Yeah, yeah...everyone uses this image. It's the best from the game, but the rest are worth seeing, too.

Yeah, yeah…everyone uses this image. It’s the best from the game, but the rest are worth seeing, too.

I’ve often ridiculed the concept of high definition, since most people have low-definition eyes.  Yet I have to drop all pretenses for this game; the high definition world it creates adds every detail imaginable to the exploration.  Furthermore, the fully orchestrated score interacts with the player, changing seamlessly to match the emotion of the main character and its actions at any given moment.  Lost for witty comments to make here, I find myself slack-jawed and dumbfounded at the sheer brilliance of the composer (Austin Wintory) and programmers.

All though I will argue the storytelling value of plenty of video games dating back to the SNES-era RPGs, Journey may be the key to introducing the “electronic narrative” into the literary canon.  While the storytelling-without-words aspect takes itself much more seriously than Buster Keaton or Charlie Chaplin, the game does it using the full advantage of the technology, something that no movie or book could do; it uses social gaming.  And it uses it well, which surprises me.  The game connects to the internet and matches up two players who happen to be playing through any given point at the same time.

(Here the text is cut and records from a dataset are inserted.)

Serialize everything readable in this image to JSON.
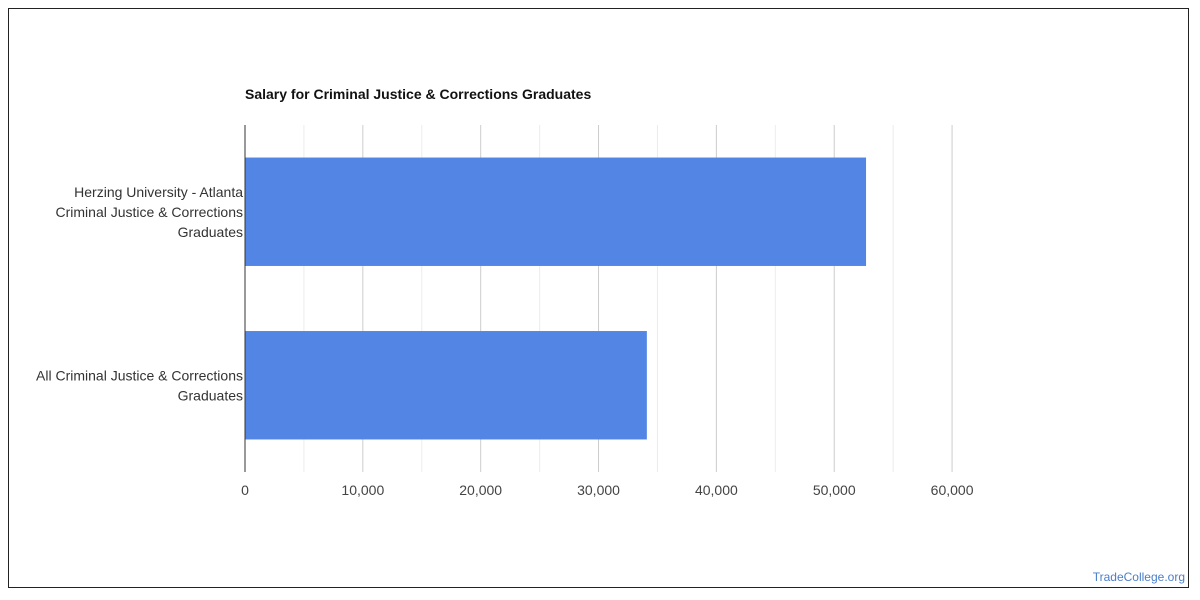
{
  "chart_data": {
    "type": "bar",
    "orientation": "horizontal",
    "title": "Salary for Criminal Justice & Corrections Graduates",
    "categories": [
      [
        "Herzing University - Atlanta",
        "Criminal Justice & Corrections",
        "Graduates"
      ],
      [
        "All Criminal Justice & Corrections",
        "Graduates"
      ]
    ],
    "values": [
      52700,
      34100
    ],
    "xlim": [
      0,
      65000
    ],
    "xticks": [
      0,
      10000,
      20000,
      30000,
      40000,
      50000,
      60000
    ],
    "xtick_labels": [
      "0",
      "10,000",
      "20,000",
      "30,000",
      "40,000",
      "50,000",
      "60,000"
    ],
    "grid": true,
    "bar_color": "#5386e4"
  },
  "watermark": "TradeCollege.org"
}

This accomplishes several things worth mentioning.  First, it reduces the urge to look up a walkthrough.  More experienced players–as denoted by the level of design on their cloaks–tend to show less experienced players where to find glyphs, several of which the player can’t actually reach on their own.  Furthermore, players discover in colder levels the value of huddling together for warmth.  All the while, the only “verbal” communication available is a small chiming sound made by the O button.  Without giving away too much, this feature of the game actually expands the story, again making me react with deer-in-the-headlights amazement.

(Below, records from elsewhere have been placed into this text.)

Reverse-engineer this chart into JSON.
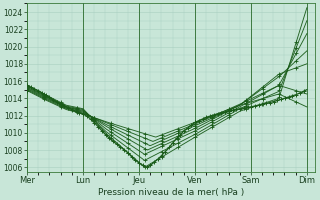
{
  "title": "Pression niveau de la mer( hPa )",
  "background_color": "#c8e6d8",
  "grid_color": "#a8cfc0",
  "line_color": "#1a5c1a",
  "ylim": [
    1005.5,
    1025.0
  ],
  "yticks": [
    1006,
    1008,
    1010,
    1012,
    1014,
    1016,
    1018,
    1020,
    1022,
    1024
  ],
  "day_labels": [
    "Mer",
    "Lun",
    "Jeu",
    "Ven",
    "Sam",
    "Dim"
  ],
  "day_x": [
    0,
    1,
    2,
    3,
    4,
    5
  ],
  "xlim": [
    0,
    5.15
  ],
  "series": [
    {
      "ctrl_x": [
        0.0,
        0.3,
        0.7,
        1.0,
        1.4,
        2.1,
        3.0,
        3.8,
        4.5,
        5.0
      ],
      "ctrl_y": [
        1015.5,
        1014.5,
        1013.2,
        1012.8,
        1010.0,
        1006.0,
        1009.5,
        1012.5,
        1014.0,
        1024.5
      ]
    },
    {
      "ctrl_x": [
        0.0,
        0.3,
        0.7,
        1.0,
        1.4,
        2.1,
        3.0,
        3.8,
        4.5,
        5.0
      ],
      "ctrl_y": [
        1015.4,
        1014.4,
        1013.1,
        1012.7,
        1010.2,
        1006.8,
        1009.8,
        1012.8,
        1014.8,
        1023.0
      ]
    },
    {
      "ctrl_x": [
        0.0,
        0.3,
        0.7,
        1.0,
        1.4,
        2.1,
        3.0,
        3.8,
        4.5,
        5.0
      ],
      "ctrl_y": [
        1015.3,
        1014.3,
        1013.0,
        1012.6,
        1010.5,
        1007.5,
        1010.2,
        1013.0,
        1015.5,
        1021.5
      ]
    },
    {
      "ctrl_x": [
        0.0,
        0.3,
        0.7,
        1.0,
        1.4,
        2.15,
        3.0,
        3.8,
        4.5,
        5.0
      ],
      "ctrl_y": [
        1015.2,
        1014.2,
        1013.0,
        1012.5,
        1010.8,
        1008.0,
        1010.5,
        1013.2,
        1016.5,
        1019.5
      ]
    },
    {
      "ctrl_x": [
        0.0,
        0.3,
        0.7,
        1.0,
        1.4,
        2.2,
        3.0,
        3.8,
        4.5,
        5.0
      ],
      "ctrl_y": [
        1015.1,
        1014.1,
        1012.9,
        1012.4,
        1011.0,
        1008.5,
        1010.8,
        1013.2,
        1016.8,
        1018.0
      ]
    },
    {
      "ctrl_x": [
        0.0,
        0.3,
        0.7,
        1.0,
        1.4,
        2.25,
        3.0,
        3.8,
        4.5,
        5.0
      ],
      "ctrl_y": [
        1015.0,
        1014.0,
        1012.8,
        1012.3,
        1011.2,
        1009.0,
        1011.0,
        1013.3,
        1015.5,
        1014.5
      ]
    },
    {
      "ctrl_x": [
        0.0,
        0.3,
        0.7,
        1.0,
        1.4,
        2.3,
        3.0,
        3.8,
        4.5,
        5.0
      ],
      "ctrl_y": [
        1014.9,
        1013.9,
        1012.7,
        1012.2,
        1011.3,
        1009.5,
        1011.2,
        1013.2,
        1014.5,
        1013.0
      ]
    }
  ],
  "obs_x": [
    0.0,
    0.1,
    0.2,
    0.3,
    0.4,
    0.5,
    0.6,
    0.7,
    0.8,
    0.9,
    1.0,
    1.1,
    1.2,
    1.3,
    1.4,
    1.5,
    1.6,
    1.7,
    1.8,
    1.9,
    2.0,
    2.1,
    2.15,
    2.2,
    2.35,
    2.5,
    2.65,
    2.8,
    3.0,
    3.2,
    3.4,
    3.6,
    3.8,
    4.0,
    4.2,
    4.4,
    4.6,
    4.7,
    4.8,
    4.9,
    5.0
  ],
  "obs_y": [
    1015.5,
    1015.2,
    1014.9,
    1014.5,
    1014.1,
    1013.7,
    1013.3,
    1013.0,
    1012.7,
    1012.4,
    1012.2,
    1011.8,
    1011.2,
    1010.5,
    1009.8,
    1009.2,
    1008.7,
    1008.2,
    1007.7,
    1007.0,
    1006.5,
    1006.1,
    1006.0,
    1006.2,
    1007.0,
    1008.0,
    1009.2,
    1010.2,
    1011.2,
    1011.8,
    1012.2,
    1012.5,
    1012.8,
    1013.0,
    1013.3,
    1013.6,
    1014.0,
    1014.2,
    1014.4,
    1014.7,
    1015.0
  ]
}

Jackass...leaving me to freeze whie he bangs his head on a fricken wall...jackass

Jackass…leaving me to freeze whie he bangs his head on a fricken wall…jackass

Still, the best feature of the game also doubles as its most frustrating, as you’ll often get paired with players who somehow manage to express their amount of sheer idiocy with only actions and a small chime.  Having gone through the game a few times, I consider myself more of a mentor-player, and on one playthrough I attempted to show a newer player some of the secrets that others had shown me.  At one point, this guy started chiming like crazy, presumably to get my attention, then started walking over and over into a rock wall.  Figuring I should derive some meaning from it, I too walked into the rock wall.  Nothing happened.  I chimed a few times to get his attention, then got frustrated and left him still bashing his head repeatedly on the rocks, and I finished the colder sections of the game on my own.

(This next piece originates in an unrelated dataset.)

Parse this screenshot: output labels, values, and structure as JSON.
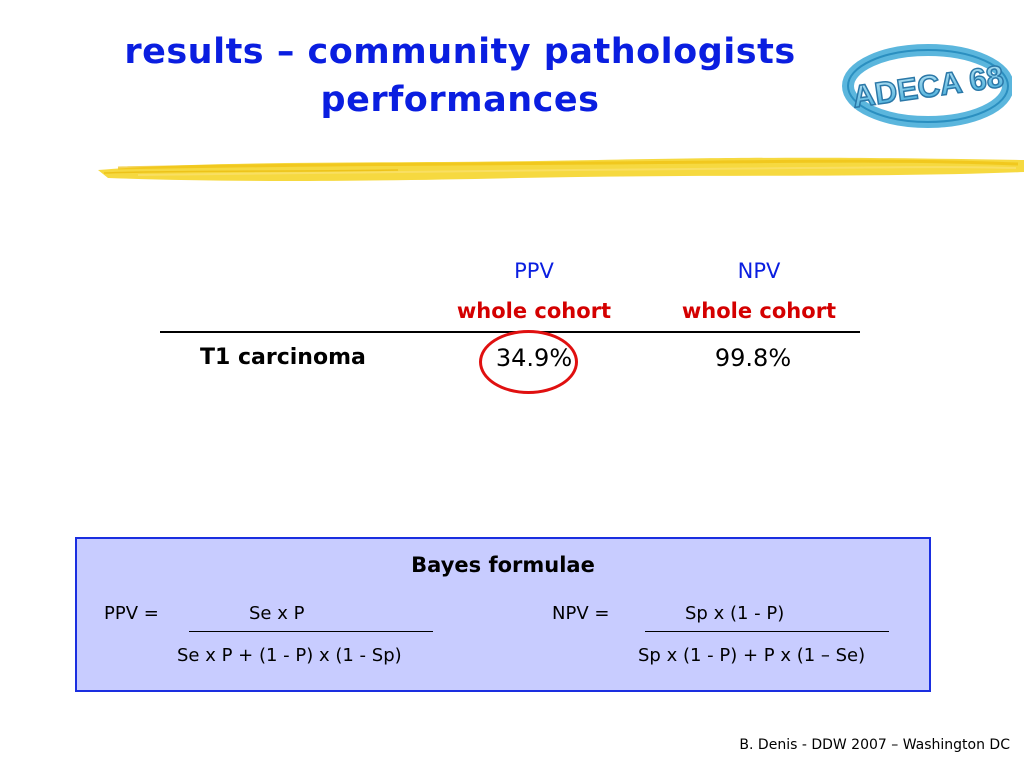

The game often induces a calm feeling when I play it, but much like family, the stress level and frustration entirely depends on the random people you get stuck with, except you don’t have to worry about awkward Thanksgivings with them. It also affects your actions as a player.  A considerate mentor figure on your first few plays could turn you into a kind, caring, father figure to another newbie down the road, just like encountering morons and jackasses could set you down a bad path where you cooperate with no one, keep all the glyphs to yourself, and end up smoking, getting tattoos, and riding your Harley up and down the mountainside at all hours of the day and night.

I do plan on saying more about Journey (hopefully more entertaining, but good games are actually much harder to write about than bad ones), but as I mentioned before, this could make video games more literary, so I’ve put it on my Intro to Literature syllabus this fall–that’s right, come to the University of Minnesota Duluth and we’ll teach you video games! Until then, the game doesn’t cost much, and you have your choice of downloading it or buying the three-pack with Flower and…uh…that other game.  Although the impact wears off with subsequent playthroughs, Journey should leave the player with an emotionally soothing feeling upon finally reaching the mountain.